Intel warns of AI chip supply crunch; shares slide 13% on weak Q1 2026 forecast
By Axel Miller | 23 Jan 2026
Intel Corp shares fell about 13% in after-hours trading on Thursday (January 22, 2026) after the company forecast first-quarter revenue and profit below Wall Street expectations and warned it cannot fully meet demand for server processors used in AI data centers.
The outlook tempered optimism after Intel reported results for the final quarter of 2025 that beat expectations, with investors instead focusing on the near-term profit hit from capacity constraints and higher costs linked to manufacturing transitions.
Q1 2026 guidance signals supply constraints
Intel said it expects Q1 2026 revenue of $11.7 billion to $12.7 billion, below analysts’ average estimate of $12.51 billion, according to LSEG data cited by Reuters.
The company also forecast adjusted earnings per share at break-even (0 cents), missing the 5 cents per share profit expected by analysts.
AI data center demand is strong — but Intel can’t ship enough
Intel executives said the company was caught off guard by a surge in demand for server CPUs used in AI clusters, where traditional processors are paired alongside AI accelerators.
Despite running its fabrication plants at high utilization, Intel said it lacks sufficient supply to fully meet orders in the near term.
“In the short term, I’m disappointed that we are not able to fully meet the demand in our markets,” CEO Lip-Bu Tan told analysts on a conference call.
Finance chief David Zinsner said demand surprised even cloud providers, noting customers had to upgrade older chip fleets after an “erosion in networking performance.”
Panther Lake begins shipping as Intel ramps 18A
Intel said it has begun shipping its Panther Lake PC chips, the first product manufactured on its key 18A process technology, which is central to the company’s plan to regain manufacturing competitiveness.
Reuters noted that early production yields on 18A were initially low, though Intel said yields are improving month by month. Tan told analysts that 18A yields are in line with internal plans but remain below what he wants.
Foundry roadmap: 14A customers evaluating next steps
Intel also provided an update on its future foundry roadmap, saying it has held back major investment in the next-generation 14A process while waiting for a large external customer.
Tan said two customers are currently evaluating the technical details of 14A and that Intel expects to know by the second half of 2026 whether external customers intend to proceed toward test chips.
Why This Matters
Intel’s update highlights a major trend for 2026: the AI boom is turning into a capacity race.

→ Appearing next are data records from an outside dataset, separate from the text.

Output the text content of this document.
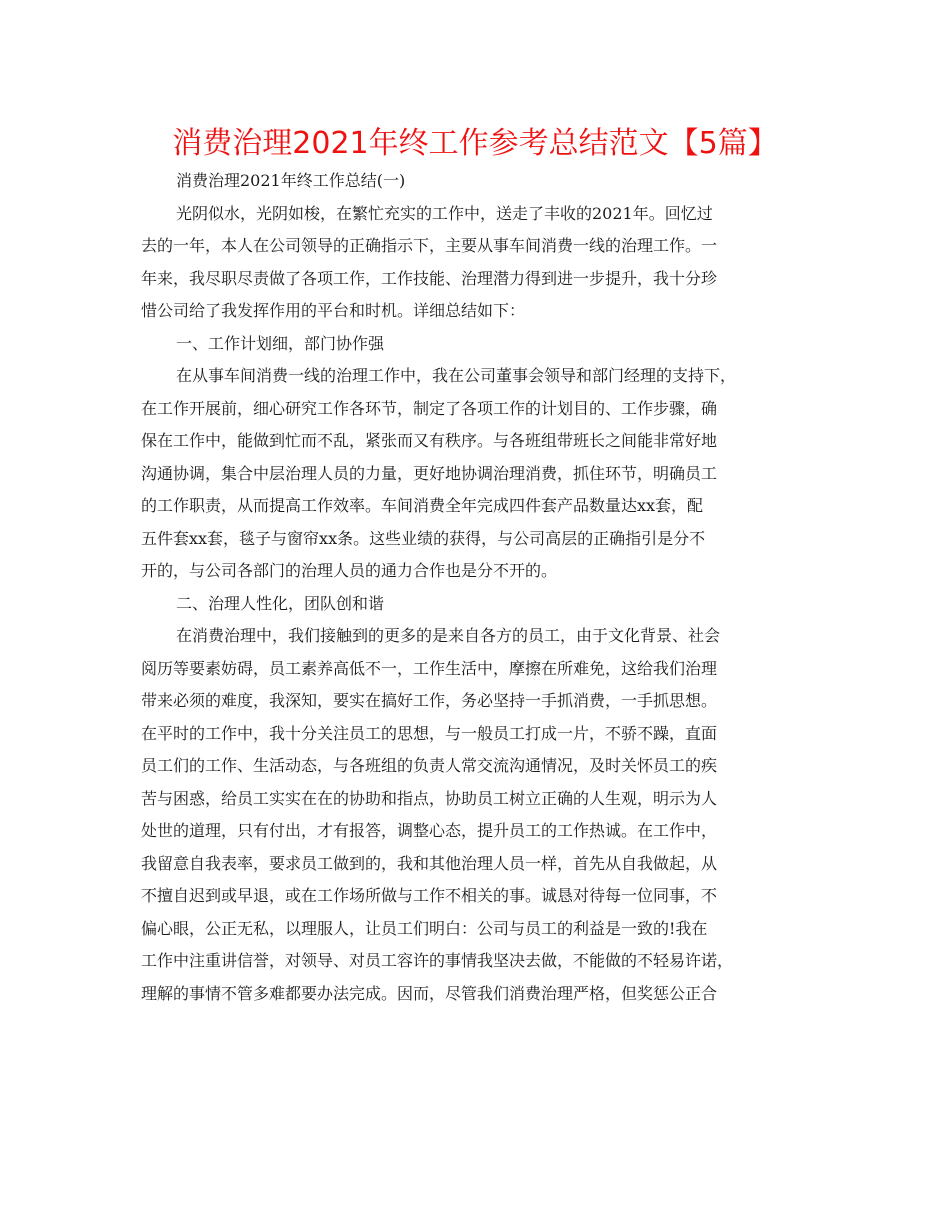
消费治理2021年终工作参考总结范文【5篇】
消费治理2021年终工作总结(一)
光阴似水，光阴如梭，在繁忙充实的工作中，送走了丰收的2021年。回忆过
去的一年，本人在公司领导的正确指示下，主要从事车间消费一线的治理工作。一
年来，我尽职尽责做了各项工作，工作技能、治理潜力得到进一步提升，我十分珍
惜公司给了我发挥作用的平台和时机。详细总结如下：
一、工作计划细，部门协作强
在从事车间消费一线的治理工作中，我在公司董事会领导和部门经理的支持下，
在工作开展前，细心研究工作各环节，制定了各项工作的计划目的、工作步骤，确
保在工作中，能做到忙而不乱，紧张而又有秩序。与各班组带班长之间能非常好地
沟通协调，集合中层治理人员的力量，更好地协调治理消费，抓住环节，明确员工
的工作职责，从而提高工作效率。车间消费全年完成四件套产品数量达xx套，配
五件套xx套，毯子与窗帘xx条。这些业绩的获得，与公司高层的正确指引是分不
开的，与公司各部门的治理人员的通力合作也是分不开的。
二、治理人性化，团队创和谐
在消费治理中，我们接触到的更多的是来自各方的员工，由于文化背景、社会
阅历等要素妨碍，员工素养高低不一，工作生活中，摩擦在所难免，这给我们治理
带来必须的难度，我深知，要实在搞好工作，务必坚持一手抓消费，一手抓思想。
在平时的工作中，我十分关注员工的思想，与一般员工打成一片，不骄不躁，直面
员工们的工作、生活动态，与各班组的负责人常交流沟通情况，及时关怀员工的疾
苦与困惑，给员工实实在在的协助和指点，协助员工树立正确的人生观，明示为人
处世的道理，只有付出，才有报答，调整心态，提升员工的工作热诚。在工作中，
我留意自我表率，要求员工做到的，我和其他治理人员一样，首先从自我做起，从
不擅自迟到或早退，或在工作场所做与工作不相关的事。诚恳对待每一位同事，不
偏心眼，公正无私，以理服人，让员工们明白：公司与员工的利益是一致的!我在
工作中注重讲信誉，对领导、对员工容许的事情我坚决去做，不能做的不轻易许诺，
理解的事情不管多难都要办法完成。因而，尽管我们消费治理严格，但奖惩公正合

Even as AI-related demand accelerates, Intel is warning that supply limitations and ramp-up costs may delay the near-term financial payoff. For investors, the focus is shifting from “Is there demand?” to “Can Intel deliver enough of the right silicon fast enough?”
Summary
- Shares fell ~13% after hours after Intel issued a weaker-than-expected Q1 outlook.
- Intel forecast Q1 revenue of $11.7B–$12.7B, below the $12.51B consensus.
- Intel expects adjusted EPS to break even, versus $0.05 expected by analysts.
- Intel said it is struggling to meet AI data center CPU demand despite running factories at high utilization.
- Intel has started shipping Panther Lake on 18A and said yields are improving monthly.
FAQs
Q1: Why did Intel stock fall even though Q4 results were strong?
Because Intel’s Q1 2026 guidance missed estimates, and the company warned supply constraints are limiting its ability to meet demand for AI data center server processors.
Q2: What is Intel’s Q1 2026 guidance?
Intel forecast:
- Revenue: $11.7B to $12.7B
- Adjusted EPS: 0 cents (break-even)
Q3: What did Intel say about the AI data center market?
Intel said demand for server CPUs used in AI clusters surged unexpectedly and the company cannot fully meet orders in the short term, even with factories operating at high utilization.
Q4: What is Panther Lake and why is it important?
Panther Lake is Intel’s next PC chip line and the first product made on Intel’s 18A process technology. Intel said yields are improving, though Reuters noted early yields were initially low.
Q5: What is Intel’s update on 14A?
Intel said it is waiting for a major customer decision before committing major investment to 14A, and that two customers are currently evaluating technical details with potential next steps expected in H2 2026.